If we have a beam splitter that is not only symmetric in phase shifts ($\theta_1 = \theta_2=\pi/2$), but also symmetric in reflection and transmission ($r=t=1/\sqrt 2$), then we have \begin{equation} M=\frac{1}{\sqrt 2} \begin{pmatrix} 1 & i \\ i & 1 \end{pmatrix} \end{equation} Then we basically arrive at Emilio Pisanty's second equation.
If we have a beam splitter that is not symmetric in phase shifts ($\theta_1 = 0, \theta_2=\pi$), which is also very common in the lab, then we have \begin{equation} M=\frac{1}{\sqrt 2} \begin{pmatrix} 1 & -1 \\ 1 & 1 \end{pmatrix} \end{equation} Remember I have been putting the relative phase factor to reflection instead of transmission so that we have $\{t, r e^{i \theta_\alpha}\}$. Now, we can also put the phase factor to transmission so that we have $\{t e^{-i\theta_\alpha}, r\}$, without losing any physics. What we got after is Emilio Pisanty's first equation, namely \begin{equation} M=\frac{1}{\sqrt 2} \begin{pmatrix} 1 & 1 \\ 1 & -1 \end{pmatrix} \end{equation}
Best Answer
The key word here is continuity.
The continuity boundary conditions for the electromagnetic field vectors sets these phenomenons. The tangential components of $\vec{E}$ and $\vec{H}$ must be continuous across an interface - the only way that they can not be is if there is a surface current flowing (which cannot happen in dielectrics). Likewise, the normal components of the displacement and induction must be continuous across the boundary (the only way that they cannot is if nett charge gathers on the surface - again - not possible in a dielectric.

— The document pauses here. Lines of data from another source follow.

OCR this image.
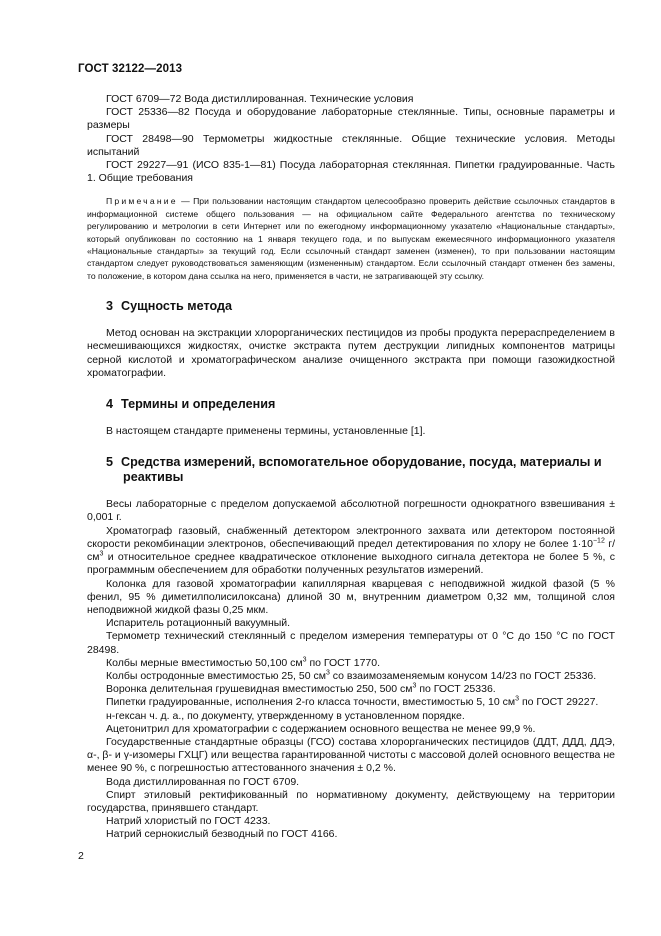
ГОСТ 32122—2013

ГОСТ 6709—72 Вода дистиллированная. Технические условия

ГОСТ 25336—82 Посуда и оборудование лабораторные стеклянные. Типы, основные параметры и размеры

ГОСТ 28498—90 Термометры жидкостные стеклянные. Общие технические условия. Методы испытаний

ГОСТ 29227—91 (ИСО 835-1—81) Посуда лабораторная стеклянная. Пипетки градуированные. Часть 1. Общие требования

Примечание — При пользовании настоящим стандартом целесообразно проверить действие ссылочных стандартов в информационной системе общего пользования — на официальном сайте Федерального агентства по техническому регулированию и метрологии в сети Интернет или по ежегодному информационному указателю «Национальные стандарты», который опубликован по состоянию на 1 января текущего года, и по выпускам ежемесячного информационного указателя «Национальные стандарты» за текущий год. Если ссылочный стандарт заменен (изменен), то при пользовании настоящим стандартом следует руководствоваться заменяющим (измененным) стандартом. Если ссылочный стандарт отменен без замены, то положение, в котором дана ссылка на него, применяется в части, не затрагивающей эту ссылку.
3 Сущность метода

Метод основан на экстракции хлорорганических пестицидов из пробы продукта перераспределением в несмешивающихся жидкостях, очистке экстракта путем деструкции липидных компонентов матрицы серной кислотой и хроматографическом анализе очищенного экстракта при помощи газожидкостной хроматографии.

4 Термины и определения

В настоящем стандарте применены термины, установленные [1].

5 Средства измерений, вспомогательное оборудование, посуда, материалы и реактивы

Весы лабораторные с пределом допускаемой абсолютной погрешности однократного взвешивания ± 0,001 г.

Хроматограф газовый, снабженный детектором электронного захвата или детектором постоянной скорости рекомбинации электронов, обеспечивающий предел детектирования по хлору не более $1\cdot 10^{-12}$ $г/см^3$ и относительное среднее квадратическое отклонение выходного сигнала детектора не более 5 %, с программным обеспечением для обработки полученных результатов измерений.

Колонка для газовой хроматографии капиллярная кварцевая с неподвижной жидкой фазой (5 % фенил, 95 % диметилполисилоксана) длиной 30 м, внутренним диаметром 0,32 мм, толщиной слоя неподвижной жидкой фазы 0,25 мкм.

Испаритель ротационный вакуумный.

Термометр технический стеклянный с пределом измерения температуры от 0 °С до 150 °С по ГОСТ 28498.

Колбы мерные вместимостью 50,100 $см^3$ по ГОСТ 1770.

Колбы остродонные вместимостью 25, 50 $см^3$ со взаимозаменяемым конусом 14/23 по ГОСТ 25336.

Воронка делительная грушевидная вместимостью 250, 500 $см^3$ по ГОСТ 25336.

Пипетки градуированные, исполнения 2-го класса точности, вместимостью 5, 10 $см^3$ по ГОСТ 29227.

н-гексан ч. д. а., по документу, утвержденному в установленном порядке.

Ацетонитрил для хроматографии с содержанием основного вещества не менее 99,9 %.

Государственные стандартные образцы (ГСО) состава хлорорганических пестицидов (ДДТ, ДДД, ДДЭ, α-, β- и γ-изомеры ГХЦГ) или вещества гарантированной чистоты с массовой долей основного вещества не менее 90 %, с погрешностью аттестованного значения ± 0,2 %.

Вода дистиллированная по ГОСТ 6709.

Спирт этиловый ректификованный по нормативному документу, действующему на территории государства, принявшего стандарт.

Натрий хлористый по ГОСТ 4233.

Натрий сернокислый безводный по ГОСТ 4166.

2
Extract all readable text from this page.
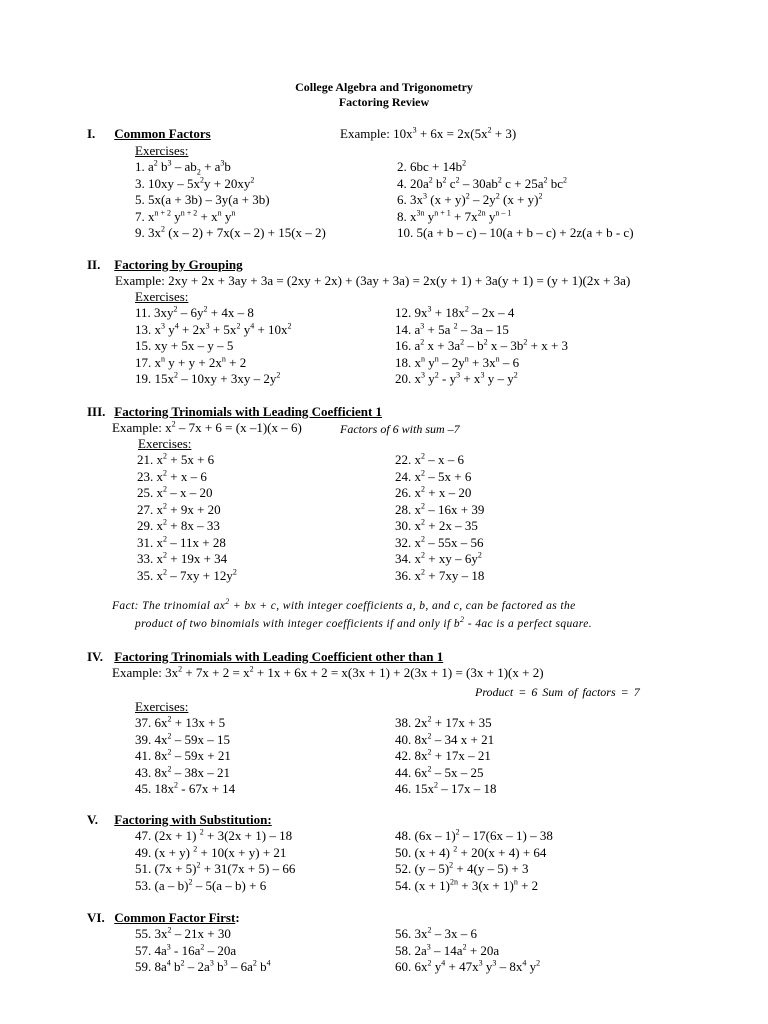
College Algebra and Trigonometry
Factoring Review
I. Common Factors	Example: $10x^3 + 6x = 2x(5x^2 + 3)$
Exercises:
1. $a^2$ $b^3 - ab_2 + a^3b$	2. $6bc + 14b^2$
3. $10xy - 5x^2y + 20xy^2$	4. $20a^2$ $b^2$ $c^2 - 30ab^2$ $c + 25a^2$ $bc^2$
5. 5x(a + 3b) – 3y(a + 3b)	6. $3x^3$ $(x + y)^2 - 2y^2$ $(x + y)^2$
7. $x^{n + 2}$ $y^{n + 2} + x^n$ $y^n$	8. $x^{3n}$ $y^{n + 1} + 7x^{2n}$ $y^{n - 1}$
9. $3x^2$ (x – 2) + 7x(x – 2) + 15(x – 2)	10. 5(a + b – c) – 10(a + b – c) + 2z(a + b - c)
II. Factoring by Grouping
Example: 2xy + 2x + 3ay + 3a = (2xy + 2x) + (3ay + 3a) = 2x(y + 1) + 3a(y + 1) = (y + 1)(2x + 3a)
Exercises:
11. $3xy^2 - 6y^2 + 4x - 8$	12. $9x^3 + 18x^2 - 2x - 4$
13. $x^3$ $y^4 + 2x^3 + 5x^2$ $y^4 + 10x^2$	14. $a^3 + 5a$ $^2$ – 3a – 15
15. xy + 5x – y – 5	16. $a^2$ $x + 3a^2 - b^2$ $x - 3b^2 + x + 3$
17. $x^n$ $y + y + 2x^n + 2$	18. $x^n$ $y^n - 2y^n + 3x^n - 6$
19. $15x^2 - 10xy + 3xy - 2y^2$	20. $x^3$ $y^2 - y^3 + x^3$ y – $y^2$
III. Factoring Trinomials with Leading Coefficient 1
Example: $x^2 - 7x + 6 = (x$ –1)(x – 6)	Factors of 6 with sum –7
Exercises:
21. $x^2 + 5x + 6$	22. $x^2$ – x – 6
23. $x^2 + x - 6$	24. $x^2 - 5x + 6$
25. $x^2$ – x – 20	26. $x^2 + x - 20$
27. $x^2 + 9x + 20$	28. $x^2 - 16x + 39$
29. $x^2 + 8x - 33$	30. $x^2 + 2x - 35$
31. $x^2 - 11x + 28$	32. $x^2 - 55x - 56$
33. $x^2 + 19x + 34$	34. $x^2$ + xy – $6y^2$
35. $x^2 - 7xy + 12y^2$	36. $x^2 + 7xy - 18$
Fact: The trinomial $ax^2$ + bx + c, with integer coefficients a, b, and c, can be factored as the
product of two binomials with integer coefficients if and only if $b^2 - 4ac$ is a perfect square.
IV. Factoring Trinomials with Leading Coefficient other than 1
Example: $3x^2 + 7x + 2 = x^2 + 1x + 6x + 2 = x(3x + 1) + 2(3x + 1) = (3x + 1)(x + 2)$
Product = 6 Sum of factors = 7
Exercises:
37. $6x^2 + 13x + 5$	38. $2x^2 + 17x + 35$
39. $4x^2 - 59x - 15$	40. $8x^2 - 34$ x + 21
41. $8x^2 - 59x + 21$	42. $8x^2 + 17x - 21$
43. $8x^2 - 38x - 21$	44. $6x^2 - 5x - 25$
45. $18x^2 - 67x + 14$	46. $15x^2 - 17x - 18$
V. Factoring with Substitution:
47. (2x + 1) $^2$ + 3(2x + 1) – 18	48. (6x – 1)$^2$ – 17(6x – 1) – 38
49. (x + y) $^2$ + 10(x + y) + 21	50. (x + 4) $^2$ + 20(x + 4) + 64
51. $(7x + 5)^2 + 31(7x + 5) - 66$	52. (y – 5)$^2$ + 4(y – 5) + 3
53. (a – b)$^2$ – 5(a – b) + 6	54. $(x + 1)^{2n} + 3(x + 1)^n + 2$
VI. Common Factor First:
55. $3x^2 - 21x + 30$	56. $3x^2 - 3x - 6$
57. $4a^3 - 16a^2 - 20a$	58. $2a^3 - 14a^2 + 20a$
59. $8a^4$ $b^2 - 2a^3$ $b^3 - 6a^2$ $b^4$	60. $6x^2$ $y^4 + 47x^3$ $y^3 - 8x^4$ $y^2$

On the incidence side there are two fields - the incident and reflected one. The sum of these two must have the same phase as the transmitted wave, by the continuity conditions. If you write down boundary conditions for tangential and normal components, then you find that the only way that continuity can be upheld is if the incident and transmitted waves are in phase, whilst the reflected wave may be either exactly in or out of phase, depending on whether the waves are crossing an increase or decrease in refractive index.
Continuity of boundary conditions holds for different physical reasons for different waves, but the conditions are often similar. We don't often find fields in nature with a sudden, discontinuous change in them.